Cereal with propeller-headed mascot / THU 7-14-11 / St Pete ball field / Art is fruit that grows in man / Histoire de first in popular series
Thursday, July 14, 2011
Constructor: Brendan Emmett Quigley and Ian Livengood
Relative difficulty: Medium-Challenging
THEME: Ps AND Qs (51A: Good behavior ... or a hint to two lines of letters in this puzzle) — diagonal line of black squares cuts across center of grid. On one side is a line of Ps, and on the other, a line of Qs
Word of the Day: QUISP (35D: Cereal with a propeller-headed mascot) —
Quisp is a sugar-sweetened breakfast cereal from the Quaker Oats Company. It was introduced in 1965 and continued as a mass-market grocery item until the late 1970s. Sometime afterward, the company sold the item sporadically, and upon the rise of the Internet began selling it primarily online.
[QUAKE *and* QUISP!]
An elegant puzzle that I could not find the handle on for the Longest time. In retrospect, I don't really understand what went wrong. I think there were two major problems. First, I simply didn't see or come across the theme revealer for the Loooooonnnngest time. It's in a weird place. I kept thinking I'd stumble on it, but that didn't happen. Once it did, I got it instantly (I could see the Q-line developing at that point) and from then on out, the puzzle felt reasonably easy. The other major problem I had was dropping in ADMAN instead of ADREP at 43A: Madison Ave. figure. This may seem an innocuous little mistake, but it really kept me stuck. Since most of the rest of my puzzle was Very sparsely filled in, I suspected there was some major trick, like a rebus, awaiting me somewhere.

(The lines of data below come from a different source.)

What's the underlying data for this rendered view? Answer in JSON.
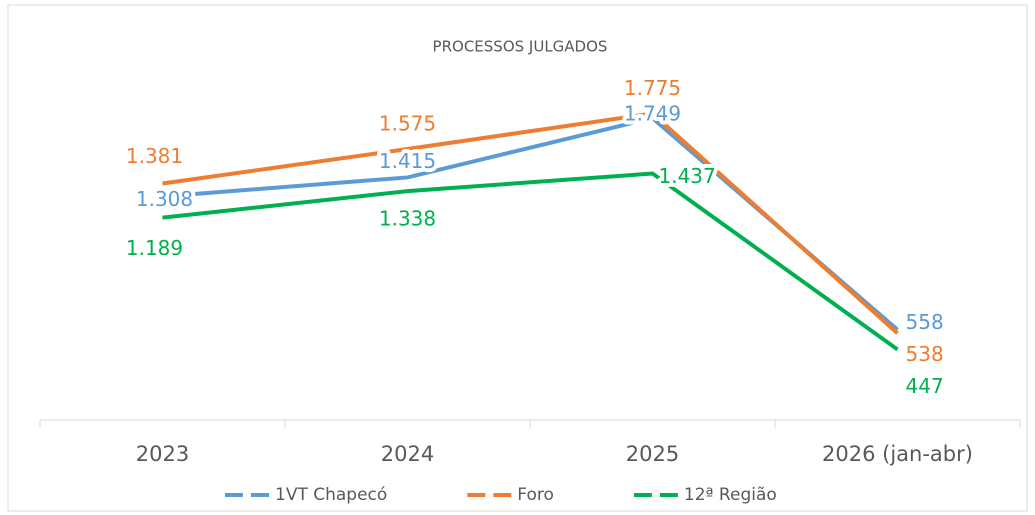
{
  "chart_data": {
    "type": "line",
    "title": "PROCESSOS JULGADOS",
    "categories": [
      "2023",
      "2024",
      "2025",
      "2026 (jan-abr)"
    ],
    "series": [
      {
        "name": "1VT Chapecó",
        "color": "#5b9bd5",
        "values": [
          1308,
          1415,
          1749,
          558
        ],
        "value_labels": [
          "1.308",
          "1.415",
          "1.749",
          "558"
        ]
      },
      {
        "name": "Foro",
        "color": "#ed7d31",
        "values": [
          1381,
          1575,
          1775,
          538
        ],
        "value_labels": [
          "1.381",
          "1.575",
          "1.775",
          "538"
        ]
      },
      {
        "name": "12ª Região",
        "color": "#00b050",
        "values": [
          1189,
          1338,
          1437,
          447
        ],
        "value_labels": [
          "1.189",
          "1.338",
          "1.437",
          "447"
        ]
      }
    ],
    "ylim": [
      50,
      2000
    ],
    "legend": "bottom"
  }
}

So when ADMAN got me DMOP- as the opening of 38D: Enlarged letter at the start of a chapter (DROPCAP), rather than figure something was wrong, as a normal person would, I just charged ahead, thinking some gimmick would pop out later and make it all OK. I mean, the AD clearly worked, so I never questioned the MAN. Otherwise, I was simply, unaccountably out of step with the puzzle at first. GUFF for 'TUDE (5D: Cheekiness, slangily). TURN IN for RETIRE (15D: Call it a day). ERAT for QUOD (26D: Q.E.D. part). REPLY for QUERY (30A: "Who?," e.g.). ONT for QUE (39D: Canadian prov.). TOKEN for SCRIP (20D: Money substitute). BBS for QTS (22A: Oil amts.). Just one of those days.

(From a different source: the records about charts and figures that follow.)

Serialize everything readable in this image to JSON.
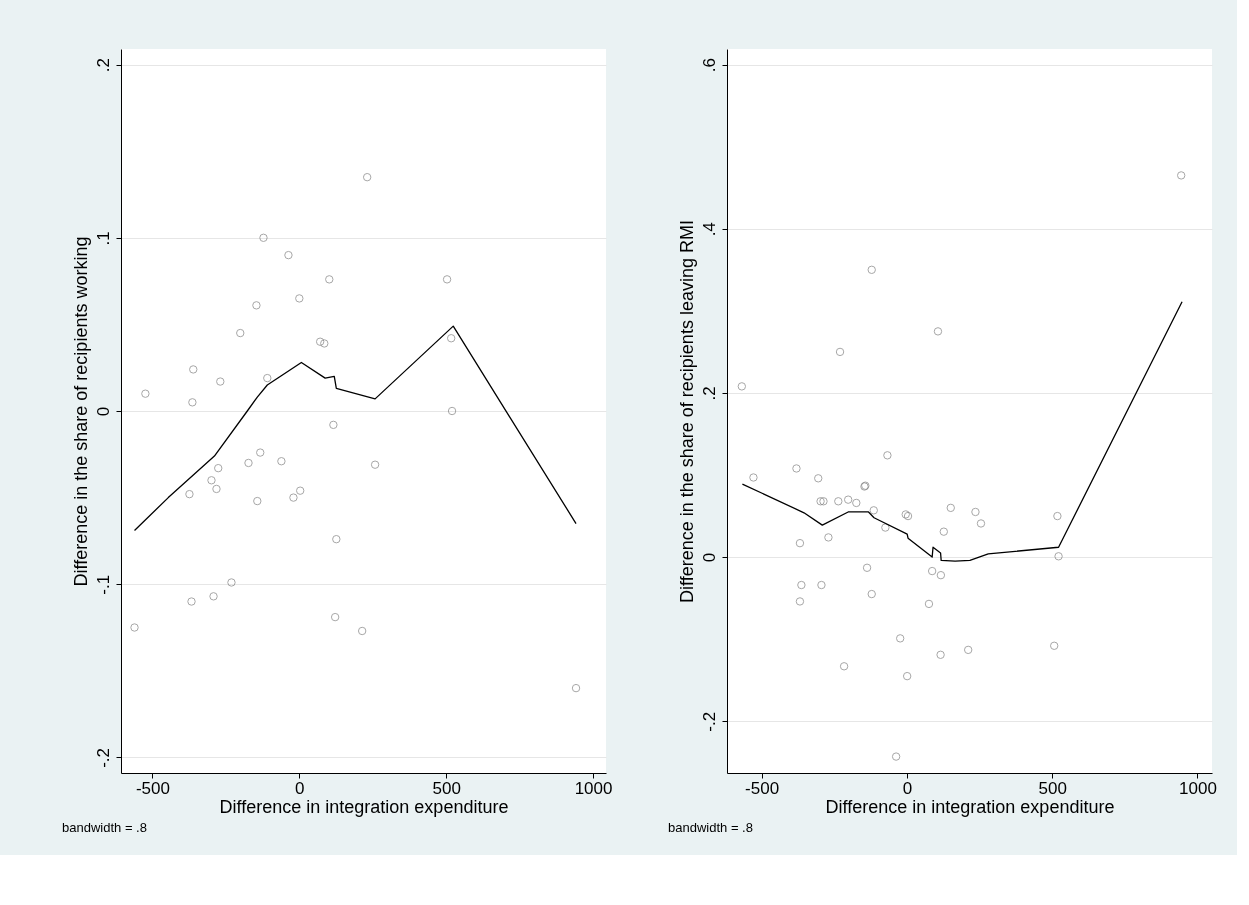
{
  "chart_data": [
    {
      "type": "scatter",
      "xlabel": "Difference in integration expenditure",
      "ylabel": "Difference in the share of recipients working",
      "annotations": [
        "bandwidth = .8"
      ],
      "grid": "y",
      "xlim": [
        -607,
        1044
      ],
      "ylim": [
        -0.209,
        0.209
      ],
      "xticks": [
        -500,
        0,
        500,
        1000
      ],
      "yticks": [
        {
          "value": -0.2,
          "label": "-.2"
        },
        {
          "value": -0.1,
          "label": "-.1"
        },
        0,
        {
          "value": 0.1,
          "label": ".1"
        },
        {
          "value": 0.2,
          "label": ".2"
        }
      ],
      "series": [
        {
          "marker": "circle",
          "color": "#808080",
          "x": [
            -524,
            231,
            -122,
            -37,
            102,
            503,
            0,
            -146,
            -201,
            71,
            85,
            517,
            -361,
            -109,
            -269,
            -364,
            520,
            116,
            -133,
            -173,
            -61,
            258,
            -276,
            -299,
            -282,
            -374,
            -143,
            3,
            -20,
            126,
            -231,
            -367,
            -292,
            -561,
            122,
            214,
            942
          ],
          "values": [
            0.01,
            0.135,
            0.1,
            0.09,
            0.076,
            0.076,
            0.065,
            0.061,
            0.045,
            0.04,
            0.039,
            0.042,
            0.024,
            0.019,
            0.017,
            0.005,
            0.0,
            -0.008,
            -0.024,
            -0.03,
            -0.029,
            -0.031,
            -0.033,
            -0.04,
            -0.045,
            -0.048,
            -0.052,
            -0.046,
            -0.05,
            -0.074,
            -0.099,
            -0.11,
            -0.107,
            -0.125,
            -0.119,
            -0.127,
            -0.16
          ]
        },
        {
          "type": "line",
          "color": "#000000",
          "x": [
            -561,
            -446,
            -289,
            -177,
            -143,
            -109,
            7,
            88,
            119,
            126,
            258,
            524,
            942
          ],
          "values": [
            -0.069,
            -0.05,
            -0.026,
            0.0,
            0.008,
            0.015,
            0.028,
            0.019,
            0.02,
            0.013,
            0.007,
            0.049,
            -0.065
          ]
        }
      ]
    },
    {
      "type": "scatter",
      "xlabel": "Difference in integration expenditure",
      "ylabel": "Difference in the share of recipients leaving RMI",
      "annotations": [
        "bandwidth = .8"
      ],
      "grid": "y",
      "xlim": [
        -619,
        1050
      ],
      "ylim": [
        -0.263,
        0.619
      ],
      "xticks": [
        -500,
        0,
        500,
        1000
      ],
      "yticks": [
        {
          "value": -0.2,
          "label": "-.2"
        },
        0,
        {
          "value": 0.2,
          "label": ".2"
        },
        {
          "value": 0.4,
          "label": ".4"
        },
        {
          "value": 0.6,
          "label": ".6"
        }
      ],
      "series": [
        {
          "marker": "circle",
          "color": "#808080",
          "x": [
            -568,
            -230,
            -121,
            107,
            944,
            -528,
            -380,
            -305,
            -67,
            -146,
            -143,
            -297,
            -287,
            -236,
            -202,
            -174,
            -114,
            -74,
            -4,
            4,
            151,
            236,
            255,
            127,
            518,
            -368,
            -270,
            522,
            -137,
            87,
            117,
            -363,
            -294,
            -121,
            -368,
            76,
            -23,
            507,
            211,
            116,
            -216,
            1,
            -37
          ],
          "values": [
            0.208,
            0.25,
            0.35,
            0.275,
            0.465,
            0.097,
            0.108,
            0.096,
            0.124,
            0.086,
            0.087,
            0.068,
            0.068,
            0.068,
            0.07,
            0.066,
            0.057,
            0.036,
            0.052,
            0.05,
            0.06,
            0.055,
            0.041,
            0.031,
            0.05,
            0.017,
            0.024,
            0.001,
            -0.013,
            -0.017,
            -0.022,
            -0.034,
            -0.034,
            -0.045,
            -0.054,
            -0.057,
            -0.099,
            -0.108,
            -0.113,
            -0.119,
            -0.133,
            -0.145,
            -0.243
          ]
        },
        {
          "type": "line",
          "color": "#000000",
          "x": [
            -566,
            -354,
            -291,
            -202,
            -132,
            -113,
            1,
            4,
            87,
            90,
            116,
            118,
            166,
            217,
            280,
            522,
            947
          ],
          "values": [
            0.089,
            0.054,
            0.039,
            0.055,
            0.055,
            0.048,
            0.028,
            0.023,
            0.0,
            0.012,
            0.005,
            -0.004,
            -0.005,
            -0.004,
            0.004,
            0.012,
            0.311
          ]
        }
      ]
    }
  ]
}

BIP (7D: Marcel Marceau character) and QUISP were just outside my ken. I live reasonably close to Utica, but a million different Native American-sounding names felt like possibilities for the county name. ITASCA? ITHACA? (No; 16A: County of Utica, N.Y. = ONEIDA). None of the fill or clues were terribly grabby or memorable (except maybe SADISTS—58A: Crossword editors, say). But I liked the elegant simplicity of the gimmick. Fill was mostly solid. Pretty nice work. And a bonus (second) theme answer in MANNERS to boot. Well done.

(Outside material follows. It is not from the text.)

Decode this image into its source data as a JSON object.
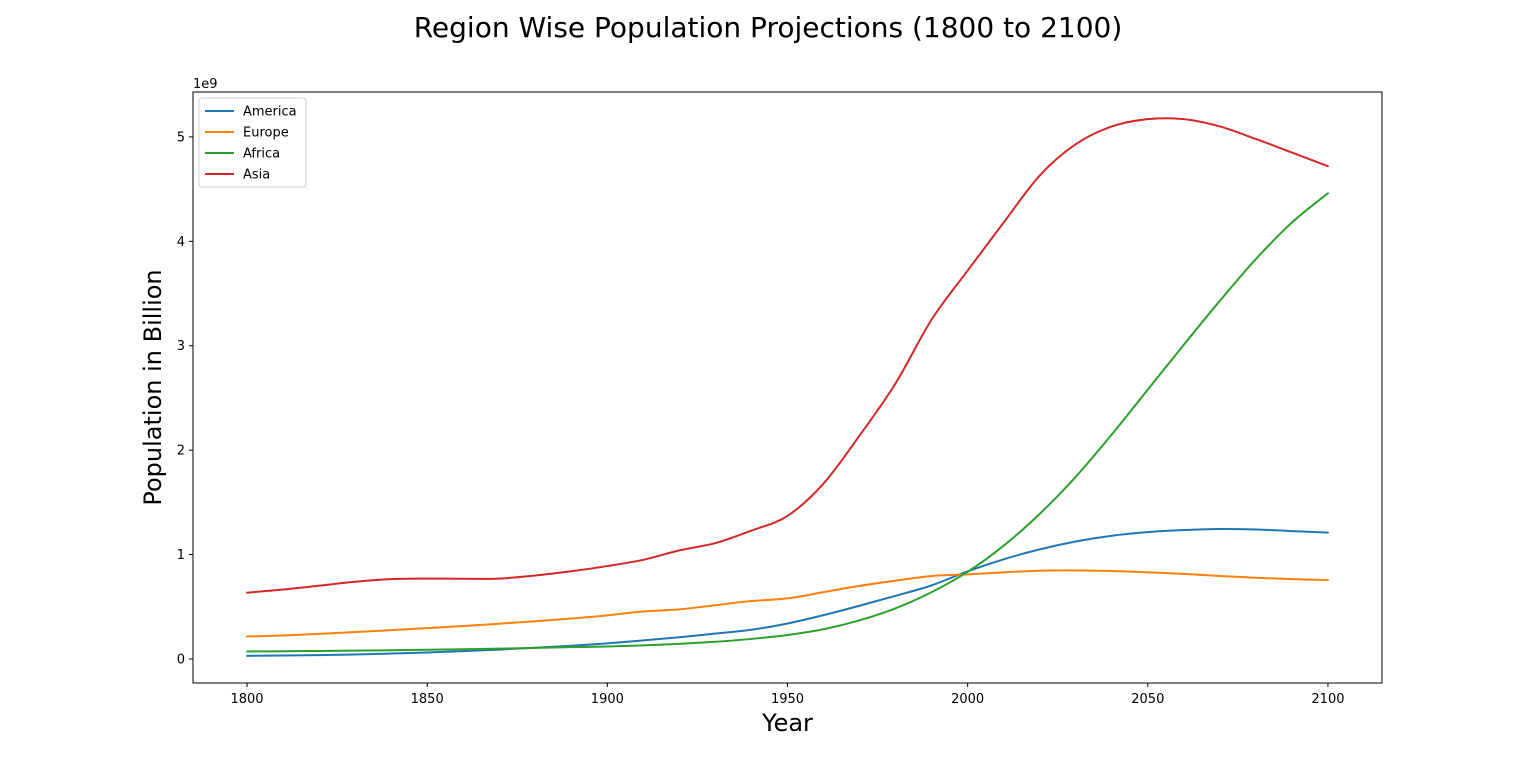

- 1A: Crew and others (SPORTS) — Me: "Uh ... JS? NECKS?"
- 49A: He said "Art is a fruit that grows in man, like a fruit on a plant" (ARP) — artist in 3 letters? ARP is a good bet.
- 60A: One not with the Church of England (PAPIST) — again, this term is a pejorative and should be clued as such.
- 9D: Town on the south shore of Long Island (ISLIP) — I know almost nothing about Long Island, but I knew this.
- 36D: "Histoire de ___," first in a series of popular children's books (BABAR) — "Histoire" and BABAR rhyme, which is how I finally came to terms with this one.
- 52D: Ones often calling the shots? (SOTS) — great clue. My first answer: DOCS. It made sense to me at the time.